Aside from all of the hard labor we have going on here, from our many daily kilometer walks, to the numerous buckets of water hauled up from the well, and from the beach, and the heavy buckets of sand that we must lug to and from hatchery exhumations, I´m doing all right. I'm tan, fed, quenched, and lean. I fall asleep to the sounds of the tide every night. I wake up to the sparkling ocean, or witness the sunrise if I am out on early patrol. The night sky is impeccable, and I get to see and live with animal life that I never dreamed and/or expected to come across.
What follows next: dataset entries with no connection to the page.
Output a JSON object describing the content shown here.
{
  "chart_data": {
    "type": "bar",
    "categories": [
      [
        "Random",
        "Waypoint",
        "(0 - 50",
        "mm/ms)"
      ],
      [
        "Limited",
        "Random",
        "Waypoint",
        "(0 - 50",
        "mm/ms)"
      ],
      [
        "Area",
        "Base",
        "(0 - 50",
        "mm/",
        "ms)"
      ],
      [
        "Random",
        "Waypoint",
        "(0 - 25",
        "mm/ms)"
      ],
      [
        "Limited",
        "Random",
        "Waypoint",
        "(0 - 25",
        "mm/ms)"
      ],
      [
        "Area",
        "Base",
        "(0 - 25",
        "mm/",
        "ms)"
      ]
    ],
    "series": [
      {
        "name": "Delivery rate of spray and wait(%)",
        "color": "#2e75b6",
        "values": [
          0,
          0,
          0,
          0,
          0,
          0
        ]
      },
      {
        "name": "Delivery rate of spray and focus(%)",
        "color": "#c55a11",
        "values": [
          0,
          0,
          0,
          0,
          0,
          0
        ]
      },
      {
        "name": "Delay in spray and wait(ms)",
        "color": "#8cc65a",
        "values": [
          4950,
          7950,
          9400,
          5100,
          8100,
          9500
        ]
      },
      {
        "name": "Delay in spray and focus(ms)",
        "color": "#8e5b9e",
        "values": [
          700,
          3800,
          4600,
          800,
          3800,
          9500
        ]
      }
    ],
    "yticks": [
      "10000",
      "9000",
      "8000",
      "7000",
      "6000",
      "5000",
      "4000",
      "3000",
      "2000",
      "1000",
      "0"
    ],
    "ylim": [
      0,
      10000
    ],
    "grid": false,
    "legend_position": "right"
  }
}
I live a simple life here, that revolves entirely around its natural elements of wood, metal, water, wind, earth, and fire. Most importantly, I get to share this with 6 other amazing individuals. We get to be here on the most important nesting site in CR due to its remoteness on the only undeveloped strip of coast that is left. And on the second most important leatherback nesting site in all of the Eastern Pacific. It's great. It's wonderful. It's an honor to be here. And I am extremely glad to be a part of it all.


Many more stories throughout this blog.

Comments

_erica said…
This makes me smile...yet at the same time it brings tears to my eyes. It hurts to know you're hurting, tired, secluded. But, I find comfort in knowing you're fed, safe, and chasing your dreams. I love you and miss you more than words can express.